Jeff Bezos a ainsi perçu qu'Amazon ne pouvait que gagner à publier tous les commentaires de lecteurs, même désobligeants, à propos d'un livre. Tant pis si les éditeurs étaient sous le choc. Cette vox populi était bonne pour le site car les consommateurs se sentaient en confiance, plus à l'aise avec leurs pairs qu'en présence d'un vendeur biaisé.

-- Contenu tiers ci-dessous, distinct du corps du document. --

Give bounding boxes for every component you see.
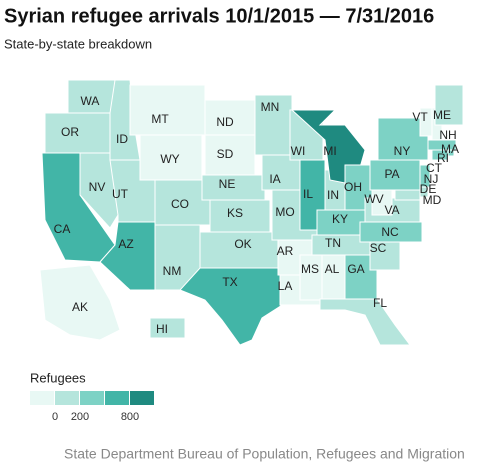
state — [431, 149, 449, 161]
state-label: ME — [433, 108, 451, 122]
state — [319, 298, 411, 346]
legend-title: Refugees — [30, 370, 86, 385]
state — [419, 164, 431, 188]
state-label: MA — [441, 142, 459, 156]
state-label: NE — [219, 177, 236, 191]
state-label: MD — [423, 193, 442, 207]
legend-swatch — [130, 391, 154, 405]
state — [149, 317, 186, 339]
legend-tick-label: 800 — [121, 411, 139, 423]
state-label: LA — [278, 279, 293, 293]
state-label: MN — [261, 100, 280, 114]
state-label: NV — [89, 180, 106, 194]
state-label: CO — [171, 197, 189, 211]
state-label: AR — [277, 244, 294, 258]
state-label: IN — [327, 188, 339, 202]
state-label: NC — [381, 225, 399, 239]
state — [39, 264, 121, 341]
state — [129, 84, 206, 136]
legend-swatch — [105, 391, 129, 405]
state-label: IL — [303, 187, 313, 201]
state-label: FL — [373, 296, 387, 310]
state-label: WI — [291, 144, 306, 158]
legend-swatch — [55, 391, 79, 405]
state-label: AZ — [118, 237, 133, 251]
state-label: SD — [217, 147, 234, 161]
state-label: RI — [437, 151, 449, 165]
subtitle: State-by-state breakdown — [4, 36, 152, 51]
state-label: WV — [364, 192, 383, 206]
state-label: MS — [301, 262, 319, 276]
state-label: AK — [72, 300, 88, 314]
title: Syrian refugee arrivals 10/1/2015 — 7/31… — [4, 5, 434, 27]
state-label: OH — [344, 180, 362, 194]
state-label: CT — [426, 161, 443, 175]
state — [427, 139, 457, 151]
state-map — [39, 79, 464, 346]
state-label: WY — [160, 152, 179, 166]
state-label: AL — [325, 262, 340, 276]
state-label: MT — [151, 112, 169, 126]
legend-tick-label: 0 — [52, 411, 58, 423]
legend-tick-label: 200 — [71, 411, 89, 423]
source: State Department Bureau of Population, R… — [64, 446, 465, 462]
state-label: OR — [61, 125, 79, 139]
state-label: GA — [347, 262, 364, 276]
legend-swatch — [30, 391, 54, 405]
state-label: VT — [412, 110, 428, 124]
legend-swatch — [80, 391, 104, 405]
state-labels: WA OR CA NV ID MT WY UT CO AZ NM ND SD NE KS TX OK MN IA MO… — [54, 94, 459, 336]
state-label: DE — [420, 182, 437, 196]
state-label: VA — [384, 203, 399, 217]
state-label: KS — [227, 206, 243, 220]
state-label: PA — [384, 167, 399, 181]
state — [99, 221, 156, 291]
state-label: MI — [323, 144, 336, 158]
state-label: IA — [269, 172, 280, 186]
state — [394, 189, 421, 201]
state — [434, 84, 464, 126]
state-label: CA — [54, 222, 71, 236]
state — [377, 117, 429, 161]
state-label: KY — [332, 212, 348, 226]
state-label: NH — [439, 128, 456, 142]
state-label: TN — [325, 236, 341, 250]
state-label: NJ — [424, 172, 439, 186]
state-label: NM — [163, 264, 182, 278]
state-label: NY — [394, 144, 411, 158]
state-label: TX — [222, 275, 237, 289]
state-label: ID — [116, 132, 128, 146]
state-label: HI — [156, 322, 168, 336]
state-label: ND — [216, 115, 234, 129]
state-label: WA — [81, 94, 100, 108]
legend: 0 200 800 — [30, 391, 154, 423]
state-label: MO — [275, 205, 294, 219]
state-label: UT — [112, 187, 129, 201]
state-label: OK — [234, 237, 251, 251]
state-label: SC — [370, 241, 387, 255]
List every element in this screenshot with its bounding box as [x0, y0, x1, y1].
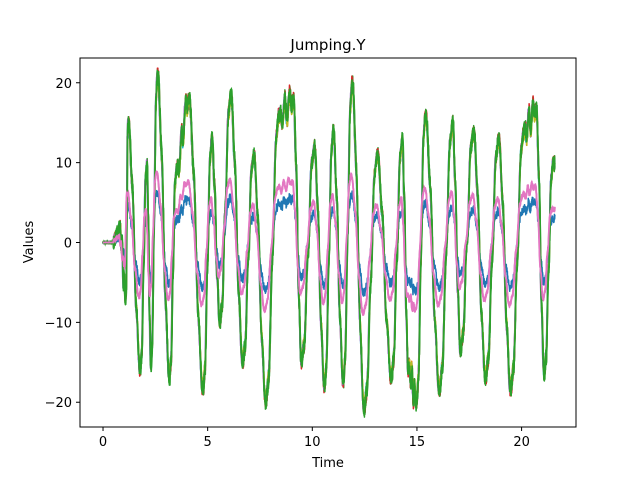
- series-layer: [102, 67, 556, 418]
- x-tick-label: 0: [99, 435, 107, 450]
- y-tick-label: −20: [45, 396, 72, 411]
- x-tick-label: 15: [409, 435, 426, 450]
- y-tick-label: 0: [64, 237, 72, 252]
- y-axis-label: Values: [22, 221, 37, 264]
- x-tick-label: 20: [513, 435, 530, 450]
- x-axis: 0 5 10 15 20: [99, 427, 530, 450]
- chart-title: Jumping.Y: [289, 36, 366, 54]
- y-tick-label: 10: [55, 157, 72, 172]
- y-axis: −20 −10 0 10 20: [45, 77, 80, 411]
- series-line: [103, 170, 556, 317]
- y-tick-label: 20: [55, 77, 72, 92]
- y-tick-label: −10: [45, 316, 72, 331]
- x-axis-label: Time: [311, 456, 344, 471]
- x-tick-label: 5: [204, 435, 212, 450]
- x-tick-label: 10: [304, 435, 321, 450]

Dans un même ordre d'idée, Bezos a eu l'intuition de la recommandation implicite. Les clients qui ont acheté tel livre ont également acheté tel autre. N'importe qui aurait pu y penser mais il y a songé et très tôt.

Bezos a aussi vu qu'il pouvait être bon d'afficher, non pas un Top 100, mais un classement intégral des ventes de livres ou de disques, sans limite. Que l'on soit troisième, ou millionième des ventes, le fait apparaît, cruel et implacable, au vu et au su de tous. Le temps des hit-parades truqués ou complaisants disparaît pour laisser place à une réalité qui peut être douloureuse pour certains, qu'ils soient auteurs ou éditeurs.

Bezos a également perçu, avant Apple, les vertus de l'achat en 1 clic. Il a ainsi réduit à néant ce facteur temps qui autrement, annihilait bien des ventes. Qui n'a pas, après réflexion, annulé une commande qu'il avait commencé à passer ? Bezos a voulu limiter au minimum la période de doute et favoriser l'achat d'impulsion.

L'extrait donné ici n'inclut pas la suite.